Sus pasos se dirigen a la puerta, pero parece que Nereus tira de él.
—Deja de ser un niño petulante y empieza a comportarte como un maldito Knightfall. ¿Has
entendido?
Haven no dice nada.
Se oye un sonido como si alguien frotara una tela.
—No podemos permitir que la chica gane estas pruebas. Así que necesito que dejes de ser
amable y que empieces a tomar lo que es tuyo.
¿Haven estuvo siendo amable hasta ahora? Odiaría ver lo que Nereus cree que es la versión
cruel de Haven. ¿Llamas de azufre, quizás? ¿Un atizador al rojo vivo? ¿Ortigas en mi cama?
Haven hace silencio por otro largo instante y luego dice:
—Ana es más poderosa de lo que creímos.
Oír mi nombre, oírlo con su voz, me genera un nudo en la garganta.

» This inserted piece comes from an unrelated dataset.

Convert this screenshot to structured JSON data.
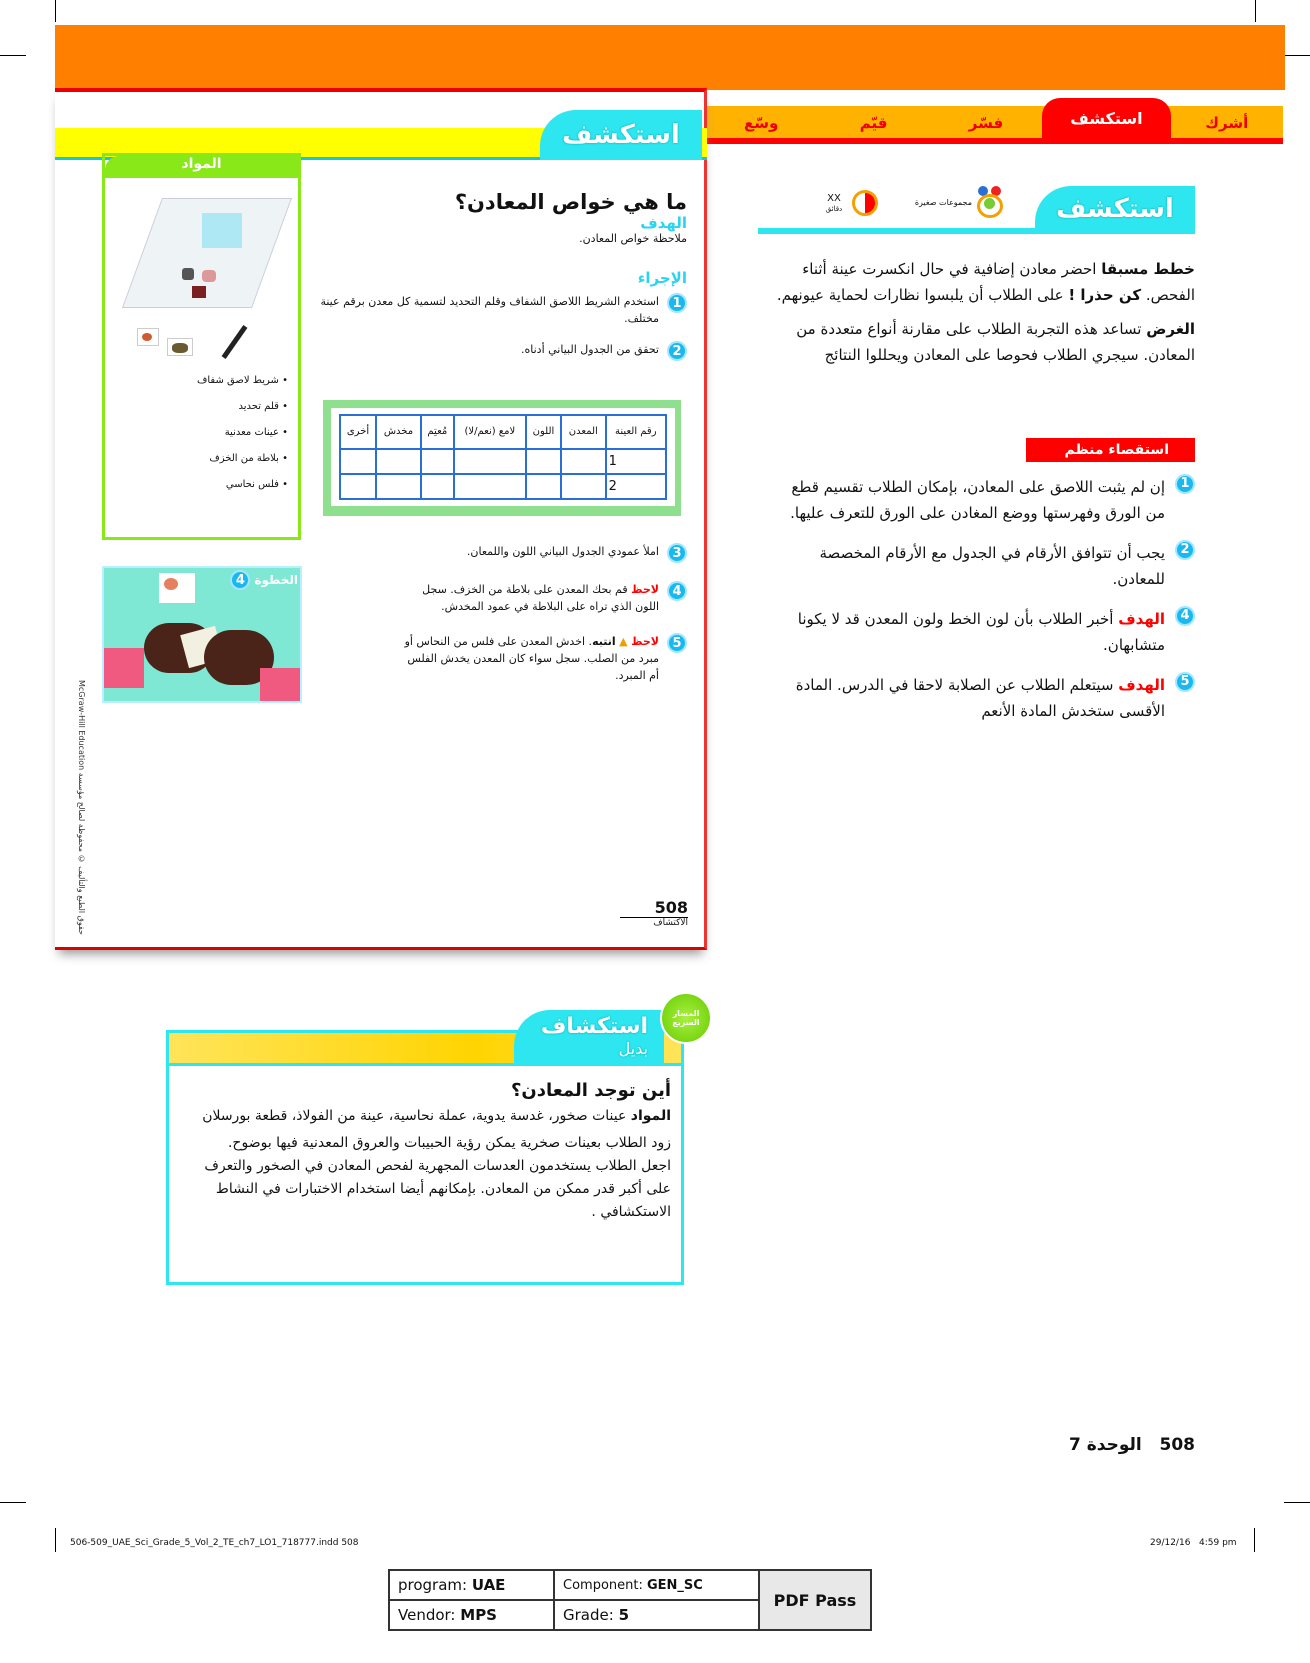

Me gusta mucho más
que huérfana o Hearthtender.
¡Y cree que soy poderosa!
Me siento al mismo tiempo llena de orgullo y miedo. Por un lado, están tramando algo contra
mí. Por el otro, Haven cree que soy poderosa.
—¿Y qué? —dice Nereus—. Encuentra su maldita debilidad y úsala contra ella.
—Si te preocupa tanto que gane, ¿por qué no la saboteas? Tal vez ya no quiero ser parte de tu
maldito juego.
Hay un sonido de riña. Alguien es golpeado contra la pared y el candelabro de la chimenea se
agita.
No puedo evitarlo y me asomo fuera de la cortina.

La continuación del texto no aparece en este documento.